Carefully she lowered a foot into the space below the trapdoor. There were wide stone steps going down into the darkness. Helena descended the steps. The air around her felt cold and damp. At the bottom of the steps she found herself at the entrance to a tunnel with walls and floor of the same cold stone that had been used to build the vault. Reaching up she found that the ceiling of the tunnel was only a few inches above her head. Slowly and cautiously she followed the tunnel, hoping it would soon lead to a way out into the open air. But it was some time before she came to the end of it, only to find that it led into another tunnel which crossed it at right angles. This tunnel was higher and wider than the one she had come down. She had no idea which direction might lead to the way out, so she chose at random, turning to the left. After a few minutes the tunnel started to slope upwards, steeply enough to make the climb hard work. Suddenly the tunnel came to a dead end.

Helena was exhausted, her arms and legs ached. She thought she might die of thirst if she did not get some water soon. She wanted to sit down on the floor of the tunnel and close her eyes. With the last of her strength she gave a hard push against the barrier that blocked the end of the tunnel. It gave way before her and the tunnel was flooded with light.

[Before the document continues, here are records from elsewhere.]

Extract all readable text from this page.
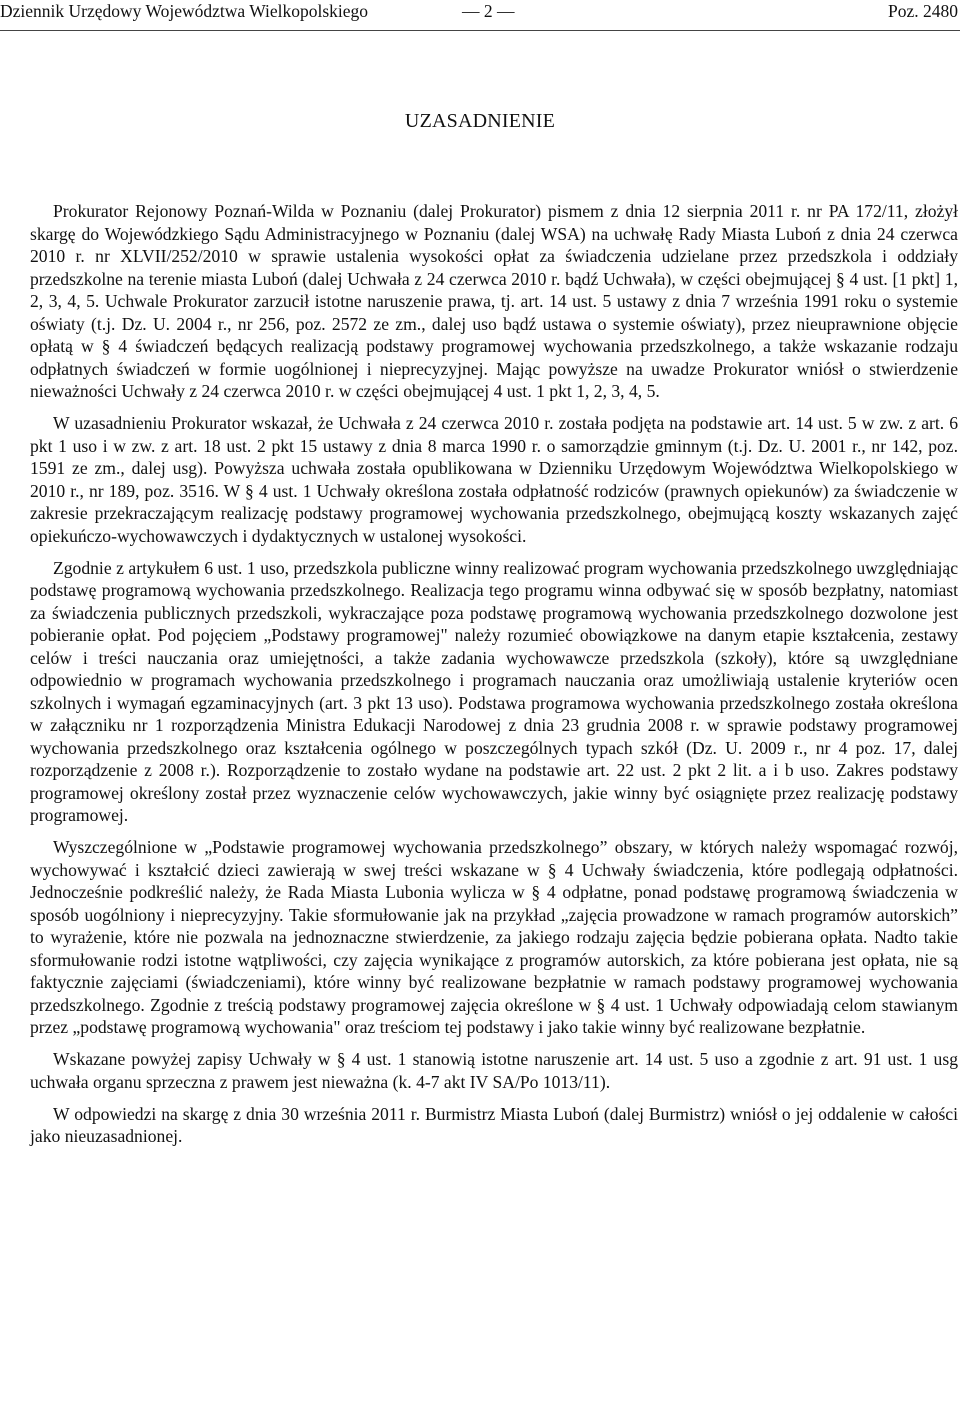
Dziennik Urzędowy Województwa Wielkopolskiego	— 2 —	Poz. 2480
UZASADNIENIE

Prokurator Rejonowy Poznań-Wilda w Poznaniu (dalej Prokurator) pismem z dnia 12 sierpnia 2011 r. nr PA 172/11, złożył skargę do Wojewódzkiego Sądu Administracyjnego w Poznaniu (dalej WSA) na uchwałę Rady Miasta Luboń z dnia 24 czerwca 2010 r. nr XLVII/252/2010 w sprawie ustalenia wysokości opłat za świadczenia udzielane przez przedszkola i oddziały przedszkolne na terenie miasta Luboń (dalej Uchwała z 24 czerwca 2010 r. bądź Uchwała), w części obejmującej § 4 ust. [1 pkt] 1, 2, 3, 4, 5. Uchwale Prokurator zarzucił istotne naruszenie prawa, tj. art. 14 ust. 5 ustawy z dnia 7 września 1991 roku o systemie oświaty (t.j. Dz. U. 2004 r., nr 256, poz. 2572 ze zm., dalej uso bądź ustawa o systemie oświaty), przez nieuprawnione objęcie opłatą w § 4 świadczeń będących realizacją podstawy programowej wychowania przedszkolnego, a także wskazanie rodzaju odpłatnych świadczeń w formie uogólnionej i nieprecyzyjnej. Mając powyższe na uwadze Prokurator wniósł o stwierdzenie nieważności Uchwały z 24 czerwca 2010 r. w części obejmującej 4 ust. 1 pkt 1, 2, 3, 4, 5.

W uzasadnieniu Prokurator wskazał, że Uchwała z 24 czerwca 2010 r. została podjęta na podstawie art. 14 ust. 5 w zw. z art. 6 pkt 1 uso i w zw. z art. 18 ust. 2 pkt 15 ustawy z dnia 8 marca 1990 r. o samorządzie gminnym (t.j. Dz. U. 2001 r., nr 142, poz. 1591 ze zm., dalej usg). Powyższa uchwała została opublikowana w Dzienniku Urzędowym Województwa Wielkopolskiego w 2010 r., nr 189, poz. 3516. W § 4 ust. 1 Uchwały określona została odpłatność rodziców (prawnych opiekunów) za świadczenie w zakresie przekraczającym realizację podstawy programowej wychowania przedszkolnego, obejmującą koszty wskazanych zajęć opiekuńczo-wychowawczych i dydaktycznych w ustalonej wysokości.

Zgodnie z artykułem 6 ust. 1 uso, przedszkola publiczne winny realizować program wychowania przedszkolnego uwzględniając podstawę programową wychowania przedszkolnego. Realizacja tego programu winna odbywać się w sposób bezpłatny, natomiast za świadczenia publicznych przedszkoli, wykraczające poza podstawę programową wychowania przedszkolnego dozwolone jest pobieranie opłat. Pod pojęciem „Podstawy programowej" należy rozumieć obowiązkowe na danym etapie kształcenia, zestawy celów i treści nauczania oraz umiejętności, a także zadania wychowawcze przedszkola (szkoły), które są uwzględniane odpowiednio w programach wychowania przedszkolnego i programach nauczania oraz umożliwiają ustalenie kryteriów ocen szkolnych i wymagań egzaminacyjnych (art. 3 pkt 13 uso). Podstawa programowa wychowania przedszkolnego została określona w załączniku nr 1 rozporządzenia Ministra Edukacji Narodowej z dnia 23 grudnia 2008 r. w sprawie podstawy programowej wychowania przedszkolnego oraz kształcenia ogólnego w poszczególnych typach szkół (Dz. U. 2009 r., nr 4 poz. 17, dalej rozporządzenie z 2008 r.). Rozporządzenie to zostało wydane na podstawie art. 22 ust. 2 pkt 2 lit. a i b uso. Zakres podstawy programowej określony został przez wyznaczenie celów wychowawczych, jakie winny być osiągnięte przez realizację podstawy programowej.

Wyszczególnione w „Podstawie programowej wychowania przedszkolnego” obszary, w których należy wspomagać rozwój, wychowywać i kształcić dzieci zawierają w swej treści wskazane w § 4 Uchwały świadczenia, które podlegają odpłatności. Jednocześnie podkreślić należy, że Rada Miasta Lubonia wylicza w § 4 odpłatne, ponad podstawę programową świadczenia w sposób uogólniony i nieprecyzyjny. Takie sformułowanie jak na przykład „zajęcia prowadzone w ramach programów autorskich” to wyrażenie, które nie pozwala na jednoznaczne stwierdzenie, za jakiego rodzaju zajęcia będzie pobierana opłata. Nadto takie sformułowanie rodzi istotne wątpliwości, czy zajęcia wynikające z programów autorskich, za które pobierana jest opłata, nie są faktycznie zajęciami (świadczeniami), które winny być realizowane bezpłatnie w ramach podstawy programowej wychowania przedszkolnego. Zgodnie z treścią podstawy programowej zajęcia określone w § 4 ust. 1 Uchwały odpowiadają celom stawianym przez „podstawę programową wychowania" oraz treściom tej podstawy i jako takie winny być realizowane bezpłatnie.

Wskazane powyżej zapisy Uchwały w § 4 ust. 1 stanowią istotne naruszenie art. 14 ust. 5 uso a zgodnie z art. 91 ust. 1 usg uchwała organu sprzeczna z prawem jest nieważna (k. 4-7 akt IV SA/Po 1013/11).

W odpowiedzi na skargę z dnia 30 września 2011 r. Burmistrz Miasta Luboń (dalej Burmistrz) wniósł o jej oddalenie w całości jako nieuzasadnionej.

She had opened a small wooden door into a room filled with sunlight. She took a step forward through the door and nearly collapsed with shock when she found she had just walked into the kitchen of Vine Manor. She closed the door behind her and realised why she had never seen that door before. The wood was covered with the same faded green and beige wallpaper as the rest of the kitchen.

The first thing she did was to drink a large glass of water. Then, suddenly starving, she made herself a cheese sandwich and ate it. After that she felt a little stronger. She must go and find Maria , she thought, and find out what was going on. Only then did it occur to her that Maria probably thought she was dead.

The sunlight warming up the kitchen told her it was morning. The kitchen clock said half past nine. Maria was likely to be in the sitting room at this time, if she was not already busy in the garden. She started down the long corridor that connected the kitchen to the front of the house. There were no windows here, even at this time on a sunny morning it was cool and almost dark. As she approached the door to the study it suddenly opened and Paul came out. She stopped, frozen in instinctive fear. But this was nothing compared to the fright she gave Paul. He stared at her in disbelief for a moment as his face turned pale with shock. Then he turned and ran to the front door and in a moment was out of the house.